We all know the traditional concerns of investors, among which are key statistic like share price, market cap, P/E ratios, revenues, operational expenses, EBITDA, ROI, ROA, ROE, volatility, and a myriad of other pieces of data that, in aggregate, help to paint a picture of future success.
Everyone is amazed by the unparalleled advances in technology that our generation continues to witness, and applauds the impact of those advancements in driving more efficient corporate operations – therefore positively affecting the bottom line. However, advanced technology has also become the preferred tool of corporate espionage. It’s called hacking.
How Big of a Problem is Hacking?
Did you know that “Cyber crime now accounts for half of all crime in the UK?” Whilst we worry about securing our personal identity and information, there is a lot more at stake at the corporate level. Thieves go where the biggest money is. Spies go where the most valuable information is.
The UK’s Data Protection Act regards cyber security as a major threat and requires companies to take “appropriate technical and organisational measures” to protect customers against suffering losses? However, that Act addresses only the protection of our personal data. What about corporate data? The kind that, if stolen, can destroy a company either slowly or overnight.
The U.S. Food and Drug Administration has recently begun to shine a light on the need for cyber security measures to encourage companies under their purview to “monitor and assess cyber security risks…to help fix or address vulnerabilities as quickly as possible.” The FDA has proposed that “medical device manufacturers… take a proactive approach to cyber security management of their medical devices.”
How Big of a Problem is Vulnerability?
A report released today by Cisco (NASDAQ:CSCO) cites a decline in “Defender Confidence” regarding corporate data security. Whilst 64% (less than two-thirds) of corporate security professionals expressed confidence that their security infrastructure was “up to date” in 2014, only 59% expressed the same confidence in 2015. Note that “up to date” is the operative phrase. Illustrating the point,
- An analysis of more than 115,000 Cisco devices showed that 92 percent were running software with known vulnerabilities.
- 31 percent were no longer on the market.
- 8 percent were “end of life.”
- The financial services industry has the highest percentage of devices that had passed their last day of support, at 20 percent.

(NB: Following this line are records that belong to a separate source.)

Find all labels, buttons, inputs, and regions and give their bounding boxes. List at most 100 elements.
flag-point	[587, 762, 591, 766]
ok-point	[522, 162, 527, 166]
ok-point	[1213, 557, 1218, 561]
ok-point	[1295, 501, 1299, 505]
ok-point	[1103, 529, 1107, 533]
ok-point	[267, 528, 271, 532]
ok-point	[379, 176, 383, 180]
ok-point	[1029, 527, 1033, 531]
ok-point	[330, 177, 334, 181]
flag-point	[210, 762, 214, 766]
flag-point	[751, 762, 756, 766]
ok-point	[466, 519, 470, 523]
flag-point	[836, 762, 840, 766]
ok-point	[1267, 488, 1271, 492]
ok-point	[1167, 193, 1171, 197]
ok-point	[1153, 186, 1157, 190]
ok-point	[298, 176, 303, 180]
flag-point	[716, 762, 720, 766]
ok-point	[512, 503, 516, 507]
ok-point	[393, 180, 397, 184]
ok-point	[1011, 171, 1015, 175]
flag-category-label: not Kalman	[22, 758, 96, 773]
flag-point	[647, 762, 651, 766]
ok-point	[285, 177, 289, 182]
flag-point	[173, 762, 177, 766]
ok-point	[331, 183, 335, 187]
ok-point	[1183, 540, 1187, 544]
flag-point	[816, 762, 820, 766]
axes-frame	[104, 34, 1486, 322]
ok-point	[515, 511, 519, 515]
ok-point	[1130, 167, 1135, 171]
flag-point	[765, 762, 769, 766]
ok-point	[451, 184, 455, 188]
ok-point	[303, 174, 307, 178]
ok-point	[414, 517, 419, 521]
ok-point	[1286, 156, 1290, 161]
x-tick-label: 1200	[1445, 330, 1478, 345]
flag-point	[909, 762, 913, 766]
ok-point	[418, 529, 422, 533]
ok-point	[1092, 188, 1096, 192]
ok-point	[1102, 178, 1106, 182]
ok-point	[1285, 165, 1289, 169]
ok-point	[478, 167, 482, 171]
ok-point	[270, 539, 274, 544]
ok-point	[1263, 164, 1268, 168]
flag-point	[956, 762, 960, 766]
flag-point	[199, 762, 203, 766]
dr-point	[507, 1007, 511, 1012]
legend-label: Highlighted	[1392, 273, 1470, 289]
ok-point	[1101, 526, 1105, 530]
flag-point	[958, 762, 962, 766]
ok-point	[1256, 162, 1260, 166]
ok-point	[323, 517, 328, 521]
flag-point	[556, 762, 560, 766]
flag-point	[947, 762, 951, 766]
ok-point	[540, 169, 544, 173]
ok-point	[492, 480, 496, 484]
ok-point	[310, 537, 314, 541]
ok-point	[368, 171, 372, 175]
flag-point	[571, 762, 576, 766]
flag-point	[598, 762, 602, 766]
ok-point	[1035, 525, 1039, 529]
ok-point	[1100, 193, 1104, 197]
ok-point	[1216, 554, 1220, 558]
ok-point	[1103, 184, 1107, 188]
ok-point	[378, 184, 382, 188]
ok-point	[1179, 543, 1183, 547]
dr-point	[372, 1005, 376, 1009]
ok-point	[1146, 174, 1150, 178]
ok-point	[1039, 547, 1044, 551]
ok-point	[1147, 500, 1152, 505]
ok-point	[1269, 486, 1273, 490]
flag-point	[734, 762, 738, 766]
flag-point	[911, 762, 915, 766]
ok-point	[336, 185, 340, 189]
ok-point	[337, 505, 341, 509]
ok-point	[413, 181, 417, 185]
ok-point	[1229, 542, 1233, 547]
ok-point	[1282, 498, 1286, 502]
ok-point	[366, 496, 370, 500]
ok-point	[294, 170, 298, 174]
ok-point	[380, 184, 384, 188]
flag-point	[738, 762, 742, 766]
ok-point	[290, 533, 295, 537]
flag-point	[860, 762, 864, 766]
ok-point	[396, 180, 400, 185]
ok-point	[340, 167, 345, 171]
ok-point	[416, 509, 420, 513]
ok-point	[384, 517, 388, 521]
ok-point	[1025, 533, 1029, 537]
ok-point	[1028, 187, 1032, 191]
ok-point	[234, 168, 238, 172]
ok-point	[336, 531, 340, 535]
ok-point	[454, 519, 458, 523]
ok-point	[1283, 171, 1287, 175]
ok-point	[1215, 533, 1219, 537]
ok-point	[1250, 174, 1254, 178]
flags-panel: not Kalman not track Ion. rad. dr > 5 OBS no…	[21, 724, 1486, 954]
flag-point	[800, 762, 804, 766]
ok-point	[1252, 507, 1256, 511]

John Stewart, a vice president of Cisco and its Chief Security and Trust Officer, noted that, “Despite all the hard efforts, there is concern that both the speed at which the technology and capabilities being deployed, and the number of people, qualified individuals to be hired, and the overall approach in the face of an overwhelming number of attacks.”
What Should Investors Do?
Any investor, by virtue of their investment, has a right to know how companies are operating. This applies to how they operate relative to data protection.
Investors should investigate at least these areas of concern:
- Does the company have a Chief Intellectual Property Officer (CIPO) or other similar executive level position?
- What are the responsibilities of the person and position?
- What is the status the corporate data protection infrastructure?
A Caveat
Infrastructure of any kind is traditionally neglected at the executive level because improvements mean more capital expenditure on items that board-level perspectives regard as non-productive expense. The issue, however, is not what it will cost to maintain and upgrade security measures. It is what it will cost if the company does not. Investors, insist on accountability.